Let A = matrix of size m x n, where m can or cannot be equal to n. The matrix is Rref(A) is in a "perfect staircase" in which exists a unique solution. What can you comment about the Span of the column and row of this matrix?

The Attempt at a Solution

I am honestly stuck...

I am guessing it can span and the columns must be linearly dependent since we have a unique solution. But the row part confuses me

 

[Mark44]

Homework Statement

Let A = matrix of size m x n, where m can or cannot be equal to n.
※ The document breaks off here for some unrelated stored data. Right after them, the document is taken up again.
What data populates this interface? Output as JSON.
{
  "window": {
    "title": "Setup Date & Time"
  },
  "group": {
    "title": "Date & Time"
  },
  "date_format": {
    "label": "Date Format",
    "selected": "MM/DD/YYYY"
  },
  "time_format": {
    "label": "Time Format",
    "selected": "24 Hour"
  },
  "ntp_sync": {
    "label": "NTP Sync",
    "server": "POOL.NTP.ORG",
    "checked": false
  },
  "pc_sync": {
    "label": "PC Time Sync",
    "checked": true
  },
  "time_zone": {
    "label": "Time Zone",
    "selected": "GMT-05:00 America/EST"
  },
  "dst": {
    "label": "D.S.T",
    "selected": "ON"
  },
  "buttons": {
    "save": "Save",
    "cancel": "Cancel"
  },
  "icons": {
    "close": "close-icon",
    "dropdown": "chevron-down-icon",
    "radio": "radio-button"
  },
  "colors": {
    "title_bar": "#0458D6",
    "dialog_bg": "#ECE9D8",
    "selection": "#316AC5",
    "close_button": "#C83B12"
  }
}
The matrix is Rref(A) is in a "perfect staircase" in which exists a unique solution. What can you comment about the Span of the column and row of this matrix?

The Attempt at a Solution

I am honestly stuck...

I am guessing it can span and the columns must be linearly dependent since we have a unique solution. But the row part confuses me

What does '"it" can span' mean? You should strive to make statements that are more meaningful, and in particular minimize the use of "it" unless the antecedent (what "it" refers to) is crystal clear.

I'm not sure what "perfect staircase" means. I've never seen that term used to describe a matrix in RREF form.
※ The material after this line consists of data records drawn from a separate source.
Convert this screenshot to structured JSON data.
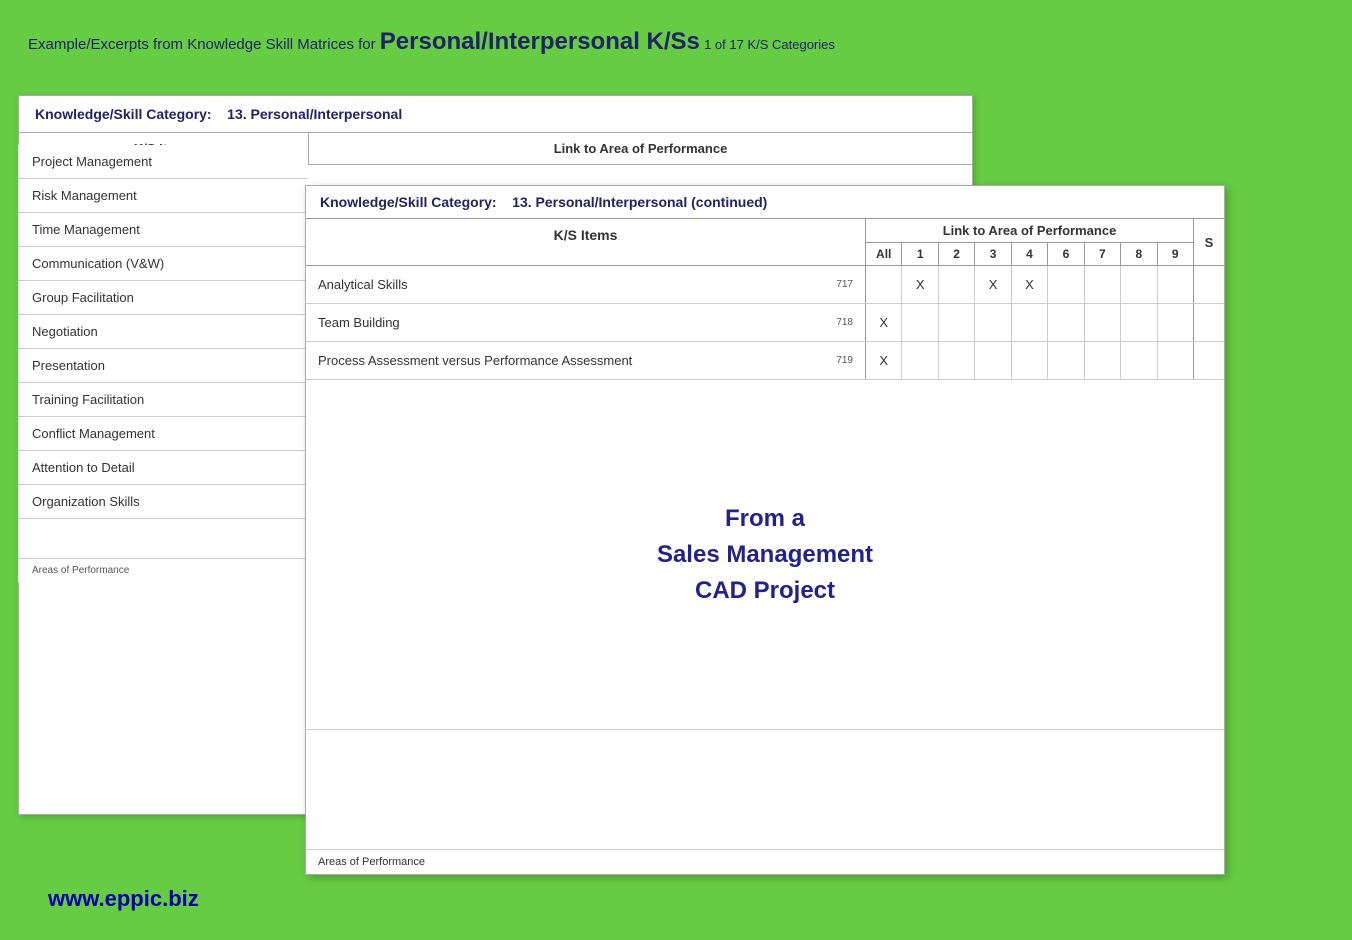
{
  "header": {
    "prefix": "Example/Excerpts from Knowledge Skill Matrices for",
    "bold": "Personal/Interpersonal K/Ss",
    "suffix": "1 of 17 K/S Categories"
  },
  "card_back": {
    "category_label": "Knowledge/Skill Category:",
    "category_value": "13. Personal/Interpersonal",
    "ks_items_header": "K/S Items",
    "link_header": "Link to Area of Performance"
  },
  "card_front": {
    "category_label": "Knowledge/Skill Category:",
    "category_value": "13. Personal/Interpersonal (continued)",
    "ks_items_header": "K/S Items",
    "link_header": "Link to Area of Performance",
    "col_numbers": [
      "All",
      "1",
      "2",
      "3",
      "4",
      "6",
      "7",
      "8",
      "9"
    ],
    "rows": [
      {
        "item": "Analytical Skills",
        "num": "717",
        "cols": [
          "",
          "X",
          "",
          "X",
          "X",
          "",
          "",
          "",
          ""
        ]
      },
      {
        "item": "Team Building",
        "num": "718",
        "cols": [
          "X",
          "",
          "",
          "",
          "",
          "",
          "",
          "",
          ""
        ]
      },
      {
        "item": "Process Assessment versus Performance Assessment",
        "num": "719",
        "cols": [
          "X",
          "",
          "",
          "",
          "",
          "",
          "",
          "",
          ""
        ]
      }
    ],
    "content_text": "From a\nSales Management\nCAD Project",
    "areas_footer": "Areas of Performance"
  },
  "ks_list": {
    "items": [
      "Project Management",
      "Risk Management",
      "Time Management",
      "Communication (V&W)",
      "Group Facilitation",
      "Negotiation",
      "Presentation",
      "Training Facilitation",
      "Conflict Management",
      "Attention to Detail",
      "Organization Skills"
    ],
    "footer": "Areas of Performance"
  },
  "website": "www.eppic.biz"
}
Is these matrices in perfect staircase form?
$$\begin{bmatrix} 1 & 0 & 0 \\ 0 & 1 & 0 \\ 0 & 0 & 1 \end{bmatrix}$$

$$\begin{bmatrix} 1 & 0 & 0 \\ 0 & 1 & 0 \\ 0 & 0 & 1\\ 0 & 0 & 0 \end{bmatrix}$$

Is this one not in perfect staircase form?
$$\begin{bmatrix} 1 & 0 & 0 & 0 \\ 0 & 1 & 0 & 0\\ 0 & 0 & 1 & 0\end{bmatrix}$$

 

[flyingpig]

When I mean "perfect staircase", I mean a unique solution, a pivot column in every row.

 

[Mark44]

I don't think that "perfect staircase" means "unique solution."
Here's the situtation for the three matrices I showed.
1. Unique solution (x = y = z = 0).
2. Unique solution (same as #1) but no pivot column in row 4.
3. Infinite number of solutions (x = 0, y = 0, z = 0, w = t, t in reals) and there is a pivot column in each row.